Life goes on, but it isn't always easy.

  On the 27th, it will be two years since Matt died. 

  The thing that hurts the most now is coming to terms with the fact that he wasn't everything I had thought he was. 

  Every day that I'm blessed to spend with my new husband shows me what Matt was not. 

  Do I miss Matt? Sometimes. Did I love him? I had fallen out of love with him, but I loved him as a person, as a friend. Do I think he was a bad person? Not really. I think he was a depressed person who made bad choices in his life and didn't get the chance to rectify them. Am I angry with him? No. I let that go a while ago. Anger just festers and makes us bitter. I have no room in my life now for that.

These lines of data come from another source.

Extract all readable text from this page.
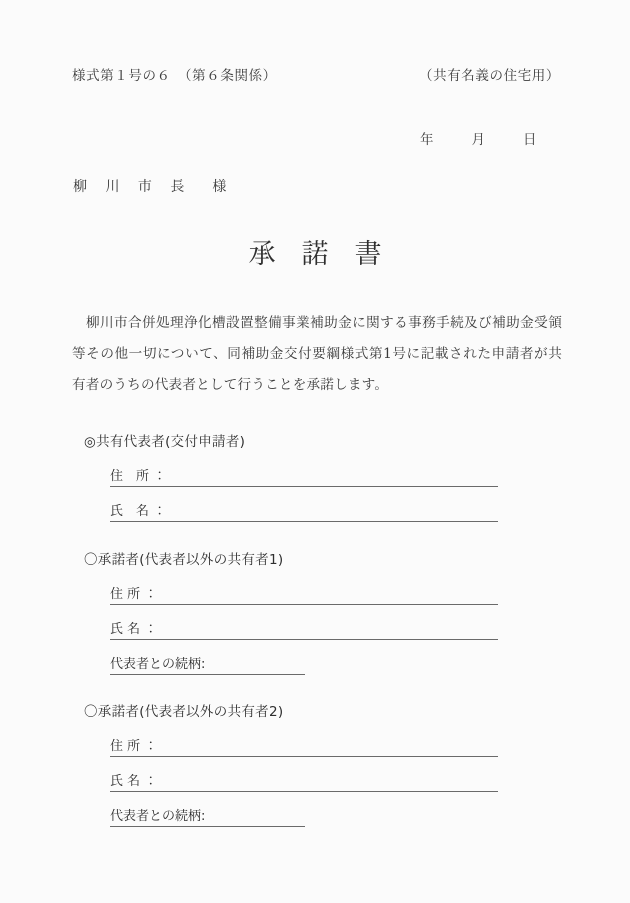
様式第１号の６　（第６条関係）	（共有名義の住宅用）
年	月	日
柳 川 市 長　様
承諾書
柳川市合併処理浄化槽設置整備事業補助金に関する事務手続及び補助金受領等その他一切について、同補助金交付要綱様式第1号に記載された申請者が共有者のうちの代表者として行うことを承諾します。
◎共有代表者(交付申請者)
住　所 ：
氏　名 ：
〇承諾者(代表者以外の共有者1)
住 所 ：
氏 名 ：
代表者との続柄:
〇承諾者(代表者以外の共有者2)
住 所 ：
氏 名 ：
代表者との続柄:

   I still have nightmares. Nightmares about the day he died. The way he looked when I found him, waiting for the EMTs to show up to pronounce him dead, the fear my daughter was feeling when she realized he had been dead all day while I was at work and she was home with him.

  What amazes me is a child's ability to heal. My daughter had months of fear, where she didn't want to leave my side. But she has overcome all that and is thriving. She makes me proud.

  Death makes a person think about life. About the things they want to accomplish or the things they shouldn't take for granted.

  My husband and I are expecting a son late this year. I never would have thought that I'd want more children. I was always the "one and done" woman. But I came to realize that I just hadn't found a man that I trusted would be a good parent. Until I married my husband. :)

  I have lost touch with most of Matt's family. I still talk with his cousin now and then. His brother is on my Facebook, but our lives are so opposite that it just saddens me to talk to him.

  He's an alcoholic and quite possibly a drug addict. He's going down the same path as Matt. Drinking himself to death. It makes me sad, but I can't heal him. He has to want it for himself. 

  I feel for his parents, as I worry that he'll end up dead as well. His parents are on the verge of losing their only remaining child, yet all they want to do is hide their heads in the sand and ignore the problem. 

  So, life is good other than some things I cannot change. But I feel at peace with where I'm at.